Krahn M, Pécheux C, Chapon F, Béroud C, Drouin-Garraud V, Laforet P, Romero N B, Penisson-Besnier I, Bernard R, Urtizberea J A, Leturcq F, Lévy N
Département de Génétique Médicale, Hôpital d'enfants de la Timone, Marseille, France.
Clin Genet. 2007 Dec;72(6):582-92. doi: 10.1111/j.1399-0004.2007.00906.x. Epub 2007 Nov 1.
Mutations in the gene encoding calpain-3 (CAPN3) cause autosomal recessive limb-girdle muscular dystrophy type 2A (LGMD2A) and idiopathic eosinophilic myositis. Accurate diagnosis and genetic counselling are based on the identification of disease-causing mutations on both alleles of CAPN3 in the patients. In the present study, we used transcriptional analysis as a complementary approach for patients suspected of being affected with LGMD2A, in whom initial denaturing high-performance liquid chromatography genomic mutation screening evidenced no or only one CAPN3 mutation obviously considered as disease causing. This allowed to identify and characterize cDNA deletions. Further genomic analysis allowed to determine the origin of these deletions, either as splicing defects caused by intronic mutations or as an internal multi-exonic deletion. In particular, we report two novel CAPN3 mutations (c.1745 + 4_1745 + 7delAGTG in IVS13 and c.2185-16A>G in IVS20) and a recurrent large-sized genomic deletion including exons 2-8 for which genomic breakpoints have been characterized.

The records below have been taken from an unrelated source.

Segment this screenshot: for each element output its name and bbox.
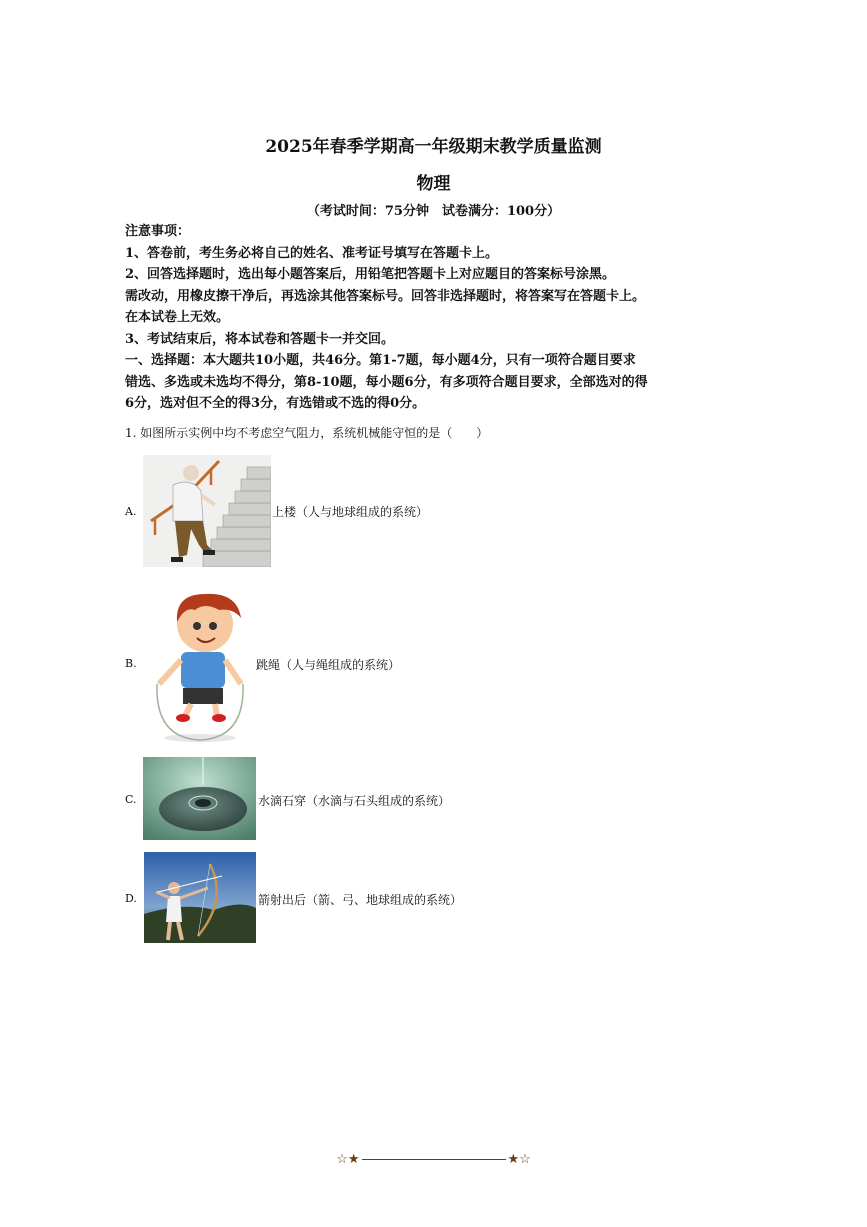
page-footer-ornament — [0, 1152, 867, 1167]
footer-divider — [362, 1159, 506, 1160]
footer-stars-left: ☆★ — [336, 1152, 360, 1167]
option-b-letter: B. — [125, 657, 137, 670]
section-line: 6分，选对但不全的得3分，有选错或不选的得0分。 — [125, 396, 426, 411]
option-a-letter: A. — [125, 505, 137, 518]
water-drop-stone-image — [143, 757, 256, 840]
note-line: 1、答卷前，考生务必将自己的姓名、准考证号填写在答题卡上。 — [125, 245, 499, 261]
note-line: 3、考试结束后，将本试卷和答题卡一并交回。 — [125, 331, 395, 347]
note-line: 需改动，用橡皮擦干净后，再选涂其他答案标号。回答非选择题时，将答案写在答题卡上。 — [125, 288, 646, 304]
section-heading: 一、选择题：本大题共10小题，共46分。第1-7题，每小题4分，只有一项符合题目要求 — [125, 353, 636, 368]
footer-stars-right: ★☆ — [507, 1152, 531, 1167]
stairs-climbing-image — [143, 455, 271, 567]
instructions — [125, 221, 725, 415]
exam-title: 2025年春季学期高一年级期末教学质量监测 — [265, 137, 602, 157]
exam-info: （考试时间：75分钟 试卷满分：100分） — [306, 204, 561, 219]
option-c-text: 水滴石穿（水滴与石头组成的系统） — [258, 794, 451, 808]
note-line: 在本试卷上无效。 — [125, 310, 230, 325]
option-b-text: 跳绳（人与绳组成的系统） — [256, 658, 401, 672]
note-line: 2、回答选择题时，选出每小题答案后，用铅笔把答题卡上对应题目的答案标号涂黑。 — [125, 267, 616, 282]
archery-image — [144, 852, 256, 943]
option-d-letter: D. — [125, 892, 137, 905]
subject-title: 物理 — [416, 174, 451, 194]
notes-heading: 注意事项： — [125, 224, 191, 239]
option-d-text: 箭射出后（箭、弓、地球组成的系统） — [258, 893, 463, 907]
option-c-letter: C. — [125, 793, 137, 806]
question-1-stem: 1. 如图所示实例中均不考虑空气阻力，系统机械能守恒的是（ ） — [125, 426, 489, 440]
option-a-text: 上楼（人与地球组成的系统） — [272, 505, 429, 519]
section-line: 错选、多选或未选均不得分，第8-10题，每小题6分，有多项符合题目要求，全部选对的得 — [125, 374, 648, 390]
jump-rope-image — [145, 588, 255, 744]
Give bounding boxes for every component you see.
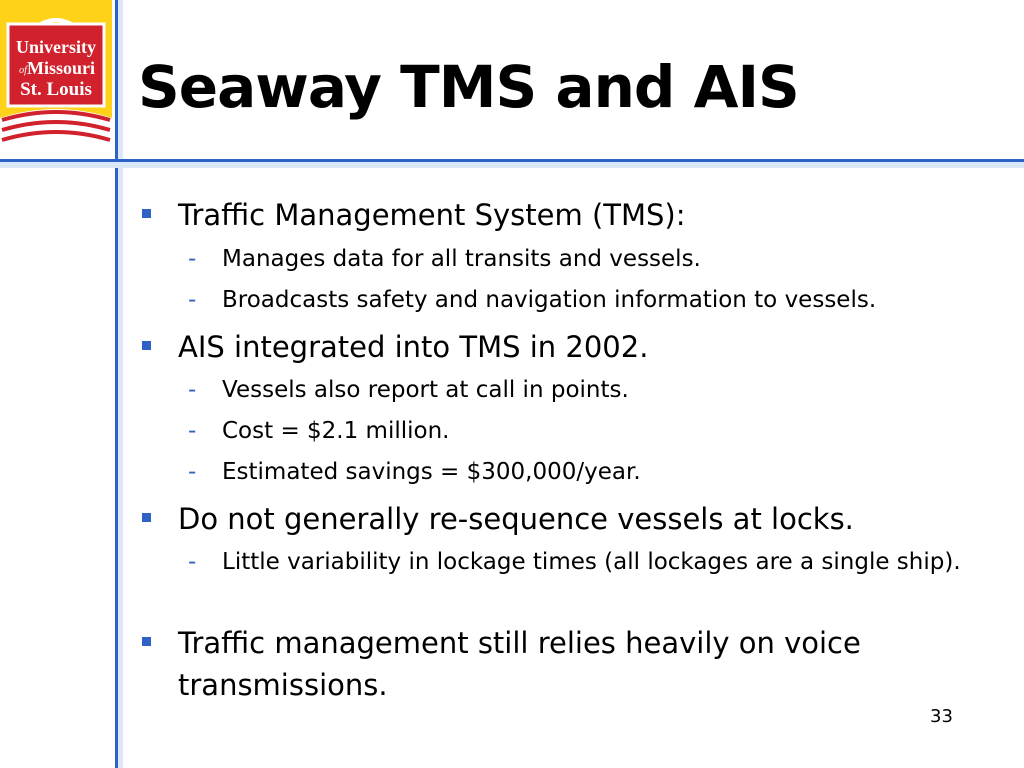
- bullet-text: Traffic management still relies heavily on voice transmissions.: [178, 626, 861, 702]
- logo-line-of: of: [19, 65, 27, 76]
- sub-bullet-text: Cost = $2.1 million.: [222, 418, 450, 444]
- square-bullet-icon: [142, 513, 151, 522]
- bullet-text: Do not generally re-sequence vessels at locks.: [178, 502, 854, 536]
- dash-bullet-icon: -: [188, 549, 197, 575]
- dash-bullet-icon: -: [188, 287, 197, 313]
- dash-bullet-icon: -: [188, 459, 197, 485]
- logo-line-university: University: [16, 37, 96, 57]
- sub-bullet-text: Little variability in lockage times (all lockages are a single ship).: [222, 549, 961, 575]
- logo-line-stlouis: St. Louis: [20, 79, 92, 100]
- bullet-text: Traffic Management System (TMS):: [178, 198, 686, 232]
- sub-bullet-text: Broadcasts safety and navigation information to vessels.: [222, 287, 877, 313]
- bullet-text: AIS integrated into TMS in 2002.: [178, 330, 649, 364]
- dash-bullet-icon: -: [188, 246, 197, 272]
- sub-bullet-text: Manages data for all transits and vessels.: [222, 246, 701, 272]
- slide-title: Seaway TMS and AIS: [138, 53, 799, 121]
- sub-bullet-text: Vessels also report at call in points.: [222, 377, 629, 403]
- logo-line-missouri: Missouri: [26, 58, 96, 78]
- sub-bullet-text: Estimated savings = $300,000/year.: [222, 459, 641, 485]
- square-bullet-icon: [142, 209, 151, 218]
- dash-bullet-icon: -: [188, 418, 197, 444]
- square-bullet-icon: [142, 637, 151, 646]
- square-bullet-icon: [142, 341, 151, 350]
- dash-bullet-icon: -: [188, 377, 197, 403]
- page-number: 33: [930, 706, 953, 727]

In addition, our results indicate nonsense-mediated messenger RNA decay as a mechanism for under-expression of CAPN3 associated to some specific variations.

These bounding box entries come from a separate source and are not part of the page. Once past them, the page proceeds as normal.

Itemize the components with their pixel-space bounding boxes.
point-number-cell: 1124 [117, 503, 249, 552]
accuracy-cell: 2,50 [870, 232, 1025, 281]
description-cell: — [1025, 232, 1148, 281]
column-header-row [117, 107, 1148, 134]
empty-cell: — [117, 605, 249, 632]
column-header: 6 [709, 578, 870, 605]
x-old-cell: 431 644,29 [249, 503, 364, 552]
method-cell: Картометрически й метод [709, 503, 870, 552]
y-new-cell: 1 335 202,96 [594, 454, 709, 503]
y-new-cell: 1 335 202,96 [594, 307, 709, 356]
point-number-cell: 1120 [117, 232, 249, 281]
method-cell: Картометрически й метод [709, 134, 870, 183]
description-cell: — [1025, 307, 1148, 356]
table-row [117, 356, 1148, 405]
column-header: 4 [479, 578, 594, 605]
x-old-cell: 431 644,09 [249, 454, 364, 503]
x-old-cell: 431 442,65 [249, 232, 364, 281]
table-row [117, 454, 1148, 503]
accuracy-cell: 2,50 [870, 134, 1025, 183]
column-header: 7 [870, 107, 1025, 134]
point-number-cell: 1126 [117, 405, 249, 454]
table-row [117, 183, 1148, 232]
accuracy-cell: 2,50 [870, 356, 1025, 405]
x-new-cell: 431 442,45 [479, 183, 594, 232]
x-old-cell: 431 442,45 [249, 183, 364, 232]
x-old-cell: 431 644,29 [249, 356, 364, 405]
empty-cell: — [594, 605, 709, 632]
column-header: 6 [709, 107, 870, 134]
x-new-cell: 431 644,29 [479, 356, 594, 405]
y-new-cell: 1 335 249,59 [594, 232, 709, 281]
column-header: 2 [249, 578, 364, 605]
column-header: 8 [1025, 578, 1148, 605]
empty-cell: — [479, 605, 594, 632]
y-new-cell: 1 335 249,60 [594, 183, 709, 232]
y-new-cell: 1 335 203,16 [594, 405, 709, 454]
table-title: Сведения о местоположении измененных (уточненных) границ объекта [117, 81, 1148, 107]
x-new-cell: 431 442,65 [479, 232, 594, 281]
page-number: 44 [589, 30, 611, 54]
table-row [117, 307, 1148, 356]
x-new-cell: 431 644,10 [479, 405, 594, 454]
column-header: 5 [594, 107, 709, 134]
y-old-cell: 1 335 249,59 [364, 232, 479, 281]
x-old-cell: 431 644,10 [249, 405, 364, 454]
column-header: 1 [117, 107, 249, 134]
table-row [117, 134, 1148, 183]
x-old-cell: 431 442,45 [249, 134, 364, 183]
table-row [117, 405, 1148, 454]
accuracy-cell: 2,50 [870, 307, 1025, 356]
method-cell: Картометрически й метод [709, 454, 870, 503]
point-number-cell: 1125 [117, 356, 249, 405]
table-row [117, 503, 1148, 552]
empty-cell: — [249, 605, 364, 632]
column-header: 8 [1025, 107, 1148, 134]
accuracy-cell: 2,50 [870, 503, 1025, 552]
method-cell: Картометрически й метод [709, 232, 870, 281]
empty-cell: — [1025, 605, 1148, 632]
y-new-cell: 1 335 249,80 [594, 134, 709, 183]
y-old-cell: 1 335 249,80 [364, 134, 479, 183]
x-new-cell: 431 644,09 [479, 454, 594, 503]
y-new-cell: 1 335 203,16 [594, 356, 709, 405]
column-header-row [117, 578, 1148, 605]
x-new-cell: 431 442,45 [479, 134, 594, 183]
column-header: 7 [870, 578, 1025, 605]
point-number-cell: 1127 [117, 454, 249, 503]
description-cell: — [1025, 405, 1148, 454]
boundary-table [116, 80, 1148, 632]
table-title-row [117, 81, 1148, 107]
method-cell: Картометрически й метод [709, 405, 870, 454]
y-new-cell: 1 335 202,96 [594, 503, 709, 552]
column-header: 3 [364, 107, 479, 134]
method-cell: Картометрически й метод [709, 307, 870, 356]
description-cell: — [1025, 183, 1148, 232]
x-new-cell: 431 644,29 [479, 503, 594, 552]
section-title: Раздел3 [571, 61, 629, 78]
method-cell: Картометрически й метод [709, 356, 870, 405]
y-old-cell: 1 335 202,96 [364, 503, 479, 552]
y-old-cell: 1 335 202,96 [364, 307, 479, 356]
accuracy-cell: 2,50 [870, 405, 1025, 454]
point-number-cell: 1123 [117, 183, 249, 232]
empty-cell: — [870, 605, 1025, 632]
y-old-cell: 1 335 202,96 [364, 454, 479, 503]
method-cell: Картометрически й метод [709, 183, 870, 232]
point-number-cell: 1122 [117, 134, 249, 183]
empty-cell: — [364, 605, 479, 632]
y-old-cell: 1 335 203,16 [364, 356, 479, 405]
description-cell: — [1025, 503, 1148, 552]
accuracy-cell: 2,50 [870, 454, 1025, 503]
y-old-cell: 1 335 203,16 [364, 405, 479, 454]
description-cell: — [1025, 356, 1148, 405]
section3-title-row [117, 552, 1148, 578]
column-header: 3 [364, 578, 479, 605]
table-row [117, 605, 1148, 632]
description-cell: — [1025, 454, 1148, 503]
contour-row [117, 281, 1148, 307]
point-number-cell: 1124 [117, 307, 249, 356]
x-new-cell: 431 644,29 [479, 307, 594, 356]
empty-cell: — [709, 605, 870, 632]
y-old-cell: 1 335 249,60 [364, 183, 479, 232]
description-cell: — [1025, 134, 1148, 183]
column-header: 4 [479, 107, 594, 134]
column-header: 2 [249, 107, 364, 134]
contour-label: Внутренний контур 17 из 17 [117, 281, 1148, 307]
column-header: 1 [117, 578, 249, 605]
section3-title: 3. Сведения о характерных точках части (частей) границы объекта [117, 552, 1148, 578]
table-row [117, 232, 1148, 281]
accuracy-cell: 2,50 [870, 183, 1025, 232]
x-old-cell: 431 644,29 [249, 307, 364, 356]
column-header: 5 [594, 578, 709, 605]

编码钙蛋白酶-3(CAPN3)的基因突变会导致常染色体隐性遗传的2A型肢带型肌营养不良症(LGMD2A)和特发性嗜酸性粒细胞性肌炎。准确的诊断和遗传咨询基于对患者CAPN3两个等位基因上致病突变的识别。在本研究中,我们将转录分析作为一种补充方法,用于疑似患有LGMD2A的患者,这些患者最初的变性高效液相色谱基因组突变筛查未发现或仅发现一个明显被视为致病的CAPN3突变。这使得我们能够识别和表征cDNA缺失。进一步的基因组分析使我们能够确定这些缺失的起源,它们要么是由内含子突变引起的剪接缺陷,要么是内部多外显子缺失。特别是,我们报告了两个新的CAPN3突变(IVS13中的c.1745 + 4_1745 + 7delAGTG和IVS20中的c.2185-16A>G)以及一个包括外显子2-8的复发性大基因组缺失,其基因组断点已得到表征。此外,我们的结果表明无义介导的信使RNA衰变是与某些特定变异相关的CAPN3表达不足的一种机制。